Matias tinha adormecido encostado a ela. Tinha um ar calmo e ela sentiu uma
pontada de amor por aquele menino, que respirava calmamente um sono profundo.
-
Ele agora dorme muito! – a Dona Emília sentou-se no braço do sofá
pousando uma mão no ombro de Vanda.
-
Vai correr tudo bem… - Vanda não
era capaz de encontrar melhores palavras.
-
Hoje quero que seja tudo perfeito. Quero que o meu neto leve amanhã no coração
todo o amor que temos por ele. E quando ele estiver novamente nos tratamentos,
quero que ele se lembre desta noite e que deseje muito voltar para nós… - Vanda apertou a mão da Dona Emília e
trocaram um olhar sentido. – Agora vamos ao que interessa. Tenho aqui
um álbum de fotografias…
Vanda abriu o álbum e percorreu-o pormenorizadamente com a
Dona Emília A infância de Vasco estava ali descrita. Riram,
recordaram, sorriram e partilharam o amor que as ligava àquele homem.
A
noite anunciou-se num prenuncio cheiroso. A alcatra perfumava
a casa num ambiente familiar. A mesa posta vibrava de agitação e todos se
regalaram com as lapas grelhadas,
os bifes de peixe porco e a alcatra. Os doces foram comidos e repetidos.
-
Não sabia que eras capaz de fazer estas iguarias. – Vasco trocava caricias
subtis frequentemente com Vanda.
-
Ainda não sabes tudo a meu respeito! – aquelas palavras de duplo sentido
soaram-lhe mais a uma advertência do que a uma provocação. Mas ninguém reparou
no seu tom, já que todos se riram.
Os
três irmão apressaram o jantar e imploraram para abrir os presentes.

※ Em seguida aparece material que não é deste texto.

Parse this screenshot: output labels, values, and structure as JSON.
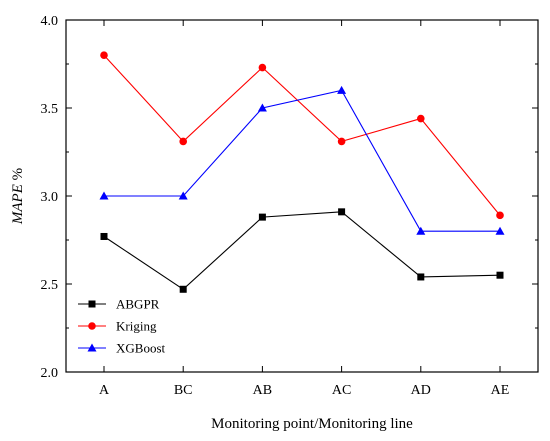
{
  "chart_data": {
    "type": "line",
    "categories": [
      "A",
      "BC",
      "AB",
      "AC",
      "AD",
      "AE"
    ],
    "series": [
      {
        "name": "ABGPR",
        "values": [
          2.77,
          2.47,
          2.88,
          2.91,
          2.54,
          2.55
        ],
        "color": "#000000",
        "marker": "square"
      },
      {
        "name": "Kriging",
        "values": [
          3.8,
          3.31,
          3.73,
          3.31,
          3.44,
          2.89
        ],
        "color": "#ff0000",
        "marker": "circle"
      },
      {
        "name": "XGBoost",
        "values": [
          3.0,
          3.0,
          3.5,
          3.6,
          2.8,
          2.8
        ],
        "color": "#0000ff",
        "marker": "triangle"
      }
    ],
    "xlabel": "Monitoring point/Monitoring line",
    "ylabel": "MAPE %",
    "ylabel_italic_part": "MAPE",
    "ylabel_rest": " %",
    "ylim": [
      2.0,
      4.0
    ],
    "yticks": [
      "2.0",
      "2.5",
      "3.0",
      "3.5",
      "4.0"
    ],
    "grid": false,
    "legend_position": "bottom-left"
  }
}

Em atenção ao estado de saúde de Matias, os adultos foram condescendentes. Abriram as prendas numa
sofreguidão própria da ansiedade infantil. Os irmãos mais velhos não deixavam
Matias para trás, ajudando-o sempre que este precisava. Sempre que do pacote
saia roupa todos torciam o nariz. Mas alegraram-se com o MP3 e com os skates.
No fim, Vanda tirou
as prendas que tinha comprado e entregou a todos. Ofereceu uma moldura à
Dona Emília, um lenço a Vera, uma camisola a Marco, umas pantufas ao
futuro sogro, e por fim entregou as prendas dos meninos. Quando abriram
emitiram gritos de alegria e de incredulidade.
-
Olha mãe! Uma consola… - O sorriso de Matias iluminou-se.
-
Oh Vanda! Mas isto é demais… -
Vera não sabia o que dizer. Sentia-se constrangida. Aquela mulher que mal
conhecia oferecera uma consola, das mais caras, a cada um dos seus filhos.
-
Não é nada… Se não fossem vocês, estaria a passar esta noite sozinha! – Mas ela
estava com eles, num ambiente familiar que a resgatara de uma procissão de
consoadas solitárias. Vera baixou o olhar. Não tinha oferecido as consolas aos
filhos porque os tinha castigado pelas notas baixas, mas a verdade é que ao
olhar para Matias fraco e sem grandes alegrias teve vontade de esquecer o
castigo. Agora não tinha coragem de os privar daquela brincadeira.
-
Obrigada Vanda! – Vera abriu-lhe os braços num aperto
estreito que estremeceu com o intimo de Vanda e
a sensação de segurança e de que tinha chegado à meta da sua maratona descansou
no seu espírito.
-
Agora é a tua vez de receberes as prendas! - Vanda admirou-se
e olhou para a sogra que lhe esticou um envelope. Vanda abriu o envelope curiosa e retirou um
cartão onde só constava a palavras "Queres". Vanda olhou para a dona Emília e
para o marido com a confusão transparente no olhar e antes que pudesse
questionar, Vera esticou-lhe outro envelope. Vanda aceitou-o
com a curiosidade estimulada no seu ponto máximo. Um novo cartão com
uma nova palavra "casar". Vanda abriu os olhos num misto de
incredulidade e antecipação. Olhou para Vasco à procura de um esclarecimento e
Vasco baixou um joelho à sua frente esticando-lhe uma caixa simples de veludo
azul. Vanda sentiu
o seu coração disparar. Pegou na caixa com cautela como se a fosse queimar e
finalmente abriu-a. Os seus olhos rasaram de lágrimas quando viu na tampa da
caixa a última palavra, "comigo".
A sua visão turvou-se por força das lágrimas, e o
seu espírito inquietou-se. Olhou à sua volta para
aquela família que ela desejava tanto e que começava a amar e
sentiu-se miserável. Não podia aceitar... Não podia fazer parte daquela
harmonia, quando se preparava para destruí-los. Abanou a cabeça em negação,
entregou a caixa a Vasco e saiu daquela casa a correr deixando no ar
apenas a negação.
-
Eu queria tanto aceitar... Mas não posso!